ND Senate begins session; disaster recovery key topicBISMARCK— The most significant task before legislators right now is developing a disaster recovery package for communities facing incredible hardships after flooding, Gov. Jack Dalrymple said today.
By: By Teri Finneman, The Dickinson Press
BISMARCK— The most significant task before legislators right now is developing a disaster recovery package for communities facing incredible hardships after flooding, Gov. Jack Dalrymple said today.
Dalrymple spoke to North Dakota lawmakers in a joint session today, the first day of the special session. Lawmakers spent the morning addressing formalities and will begin hearings on the issues this afternoon.
The Senate began its floor session by observing a moment of silence in honor of former Majority Leader Bob Stenehjem, who was killed in a car accident this summer.
All of the legislators gathered in the House mid-morning to hear Dalrymple give an update on the State of the State.
North Dakota continues to see significant growth in all of its industries, including technology, tourism, agriculture and manufacturing, Dalrymple said.
“No single industry tells the whole story of the great progress we are making,” he said.
A recent national study found North Dakota is the only state better off today than it was two years ago, he said. The state has about 17,000 job openings across the state and has the lowest unemployment rate in the nation at 2.7 percent, Dalrymple said.
Just three months into the current biennium, sales tax collections have exceeded the April forecast by $59 million, and all general fund revenues are about $92 million higher than projected, he said.
When legislators return for the regular session in 2013, the state will have the resources needed to continue making investments in statewide infrastructure improvements and other priorities while holding the line on ongoing expenses, Dalrymple said.
The state’s strong financial position will allow for consideration of additional tax relief in the future, he said.

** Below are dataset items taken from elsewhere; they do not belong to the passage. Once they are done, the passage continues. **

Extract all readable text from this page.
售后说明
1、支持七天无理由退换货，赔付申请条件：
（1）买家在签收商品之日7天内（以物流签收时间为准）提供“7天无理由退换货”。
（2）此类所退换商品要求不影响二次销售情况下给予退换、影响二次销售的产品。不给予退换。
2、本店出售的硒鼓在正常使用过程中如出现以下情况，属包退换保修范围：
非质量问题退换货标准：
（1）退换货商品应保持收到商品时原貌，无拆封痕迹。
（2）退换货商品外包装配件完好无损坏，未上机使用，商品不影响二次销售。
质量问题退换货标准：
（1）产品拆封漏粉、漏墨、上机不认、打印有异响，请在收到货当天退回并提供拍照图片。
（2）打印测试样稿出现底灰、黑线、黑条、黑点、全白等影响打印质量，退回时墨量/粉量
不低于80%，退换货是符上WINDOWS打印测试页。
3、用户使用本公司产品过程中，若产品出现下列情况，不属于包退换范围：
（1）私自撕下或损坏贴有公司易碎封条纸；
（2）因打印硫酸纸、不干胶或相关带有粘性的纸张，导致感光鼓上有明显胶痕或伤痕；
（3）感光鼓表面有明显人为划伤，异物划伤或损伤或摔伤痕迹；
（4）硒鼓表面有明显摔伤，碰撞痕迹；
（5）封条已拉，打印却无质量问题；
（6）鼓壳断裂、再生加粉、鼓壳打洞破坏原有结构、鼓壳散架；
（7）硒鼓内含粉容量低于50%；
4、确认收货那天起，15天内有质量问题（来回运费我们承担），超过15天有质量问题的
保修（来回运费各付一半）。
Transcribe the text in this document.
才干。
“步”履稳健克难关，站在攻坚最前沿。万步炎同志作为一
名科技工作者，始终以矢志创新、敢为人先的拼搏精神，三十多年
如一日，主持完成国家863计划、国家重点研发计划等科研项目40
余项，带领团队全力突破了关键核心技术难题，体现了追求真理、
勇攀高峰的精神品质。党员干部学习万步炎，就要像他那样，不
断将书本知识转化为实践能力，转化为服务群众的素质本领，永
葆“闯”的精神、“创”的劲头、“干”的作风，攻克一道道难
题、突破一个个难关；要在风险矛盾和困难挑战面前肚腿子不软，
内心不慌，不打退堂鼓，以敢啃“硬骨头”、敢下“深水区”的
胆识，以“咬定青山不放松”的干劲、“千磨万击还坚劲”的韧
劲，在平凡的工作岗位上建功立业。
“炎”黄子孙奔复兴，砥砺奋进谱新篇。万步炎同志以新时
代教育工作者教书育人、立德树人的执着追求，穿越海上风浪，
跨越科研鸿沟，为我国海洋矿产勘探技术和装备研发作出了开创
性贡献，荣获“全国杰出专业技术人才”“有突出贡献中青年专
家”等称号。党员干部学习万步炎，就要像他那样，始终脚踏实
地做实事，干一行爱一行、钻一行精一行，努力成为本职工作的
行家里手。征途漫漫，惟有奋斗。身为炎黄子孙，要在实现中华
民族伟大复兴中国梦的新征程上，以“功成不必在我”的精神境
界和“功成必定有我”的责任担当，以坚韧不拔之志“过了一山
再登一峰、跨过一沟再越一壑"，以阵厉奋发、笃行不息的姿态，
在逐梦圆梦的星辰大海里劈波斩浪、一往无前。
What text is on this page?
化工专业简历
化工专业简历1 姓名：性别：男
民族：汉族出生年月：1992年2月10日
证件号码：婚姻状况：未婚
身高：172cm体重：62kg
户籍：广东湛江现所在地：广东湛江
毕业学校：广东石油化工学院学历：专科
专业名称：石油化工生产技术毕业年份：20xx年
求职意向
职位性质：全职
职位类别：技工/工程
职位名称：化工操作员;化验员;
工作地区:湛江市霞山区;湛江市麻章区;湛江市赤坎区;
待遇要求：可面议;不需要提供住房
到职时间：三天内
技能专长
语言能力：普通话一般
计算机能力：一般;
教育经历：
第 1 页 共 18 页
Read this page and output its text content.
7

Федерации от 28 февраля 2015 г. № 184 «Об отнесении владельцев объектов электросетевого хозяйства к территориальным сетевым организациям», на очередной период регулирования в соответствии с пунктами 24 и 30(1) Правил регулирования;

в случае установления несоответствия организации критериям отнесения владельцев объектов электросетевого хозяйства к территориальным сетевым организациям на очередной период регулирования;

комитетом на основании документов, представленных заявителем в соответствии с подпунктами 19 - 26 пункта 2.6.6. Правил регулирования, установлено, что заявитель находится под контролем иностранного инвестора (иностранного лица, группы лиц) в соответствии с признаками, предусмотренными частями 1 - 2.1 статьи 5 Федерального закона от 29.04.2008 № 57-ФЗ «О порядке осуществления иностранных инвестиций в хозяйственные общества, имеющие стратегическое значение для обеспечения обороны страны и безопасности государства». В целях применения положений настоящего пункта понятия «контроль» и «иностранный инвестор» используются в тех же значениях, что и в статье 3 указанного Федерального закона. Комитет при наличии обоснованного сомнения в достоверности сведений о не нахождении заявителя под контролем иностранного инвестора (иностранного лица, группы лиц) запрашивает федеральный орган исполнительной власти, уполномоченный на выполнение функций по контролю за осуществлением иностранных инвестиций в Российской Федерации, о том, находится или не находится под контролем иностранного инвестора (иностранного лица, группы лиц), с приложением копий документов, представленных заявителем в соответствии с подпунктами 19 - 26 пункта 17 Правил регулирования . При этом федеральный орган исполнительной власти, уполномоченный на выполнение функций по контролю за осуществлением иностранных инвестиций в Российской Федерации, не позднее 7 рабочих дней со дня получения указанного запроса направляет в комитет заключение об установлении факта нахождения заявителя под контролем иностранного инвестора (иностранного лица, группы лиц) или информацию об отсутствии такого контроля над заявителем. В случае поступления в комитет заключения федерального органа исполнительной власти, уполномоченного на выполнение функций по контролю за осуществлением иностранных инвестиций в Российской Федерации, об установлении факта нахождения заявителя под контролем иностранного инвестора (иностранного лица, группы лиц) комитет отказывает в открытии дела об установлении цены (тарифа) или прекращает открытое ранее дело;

Dalrymple also addressed the state’s challenges. When floodwaters rose to historic heights in Minot and other areas of the state, North Dakotans banded together to help one another, he said.
“I am confident that all of you will embrace that same spirit of unity and shared purpose during this special session to address our state’s critical needs for flood disaster recovery,” Dalrymple said.
Much-needed assistance cannot be postponed, he said. Dalrymple urged legislators to make funds available to flood victims who were forced from their homes and now want to rebuild.
He also wants to see an infrastructure grant fund to assist political subdivisions struggling to cover the costs of flood damage.
“These impacts are real and numerous, but the costs are still not fully known,” Dalrymple said.
He asked lawmakers to approve a mechanism to evaluate requests for aid from political subdivisions and to distribute grant funds based on need.
In Minot and other cities, substantial floodway projects need to be designed and built to protect residents from additional flooding, Dalrymple said.
“Property owners who have lost much to flooding deserve peace of mind, knowing that their efforts to rebuild will not be lost to future floods,” he said.
These floodway projects fall under the State Water Commission and deserve a resolution of support from the Legislature, he said.
In addition to floodway projects, North Dakota also needs water outlets, levees and other water projects, he said. He asked legislators to show their commitment by increasing the spending authority of the State Water Commission.
Dalrymple also wants legislators to address the financial hardships that flooding has created for townships.
“After several consecutive years of having to repair flooded roads, some townships are carrying a debt load that would take decades to retire,” Dalrymple said. “Obviously, this situation is not sustainable.”
The state needs to make sure townships can continue to rebuild roadways, he said.
Dalrymple also addressed the need for low-income housing in the state and urged legislators to provide a substantial increase to the funding for the incentive state tax credit.
This will enhance and accelerate the development of new low-income housing in communities impacted by disaster and rapid oil development, Dalrymple said.
Dalrymple has also asked the Bank of North Dakota to enhance its existing loan programs for affordable housing.
The special session also gives the state an opportunity to increase funds available to the Oil Impact Fund, Dalrymple said.
“The need for grants in oil-impacted communities has proven to be even greater than anticipated in April, and I urge you to provide additional funding without delay,” he said.
Dalrymple said he has also instructed the Highway Patrol to send nine more troopers to the western part of the state and urged legislators to authorize four additional troops.
As far as the Fighting Sioux nickname, Dalrymple told lawmakers to support a bill returning the decision-making authority regarding the nickname to the State Board of Higher Education.
“I believe it was worth the effort to do everything we could to keep the university’s proud nickname,” Dalrymple said. “But now, with the University of North Dakota facing harm to its student athletes and all students, it is time to move forward.”
Hearings on the issues begin at 1:30 and go throughout the afternoon. Legislators will discuss redistricting, health care reform, the Fighting Sioux nickname and disaster relief.
Lawmakers will spend the week doing committee work, proposing amendments and debating on the floor. Leaders hope to wrap up the session on Friday.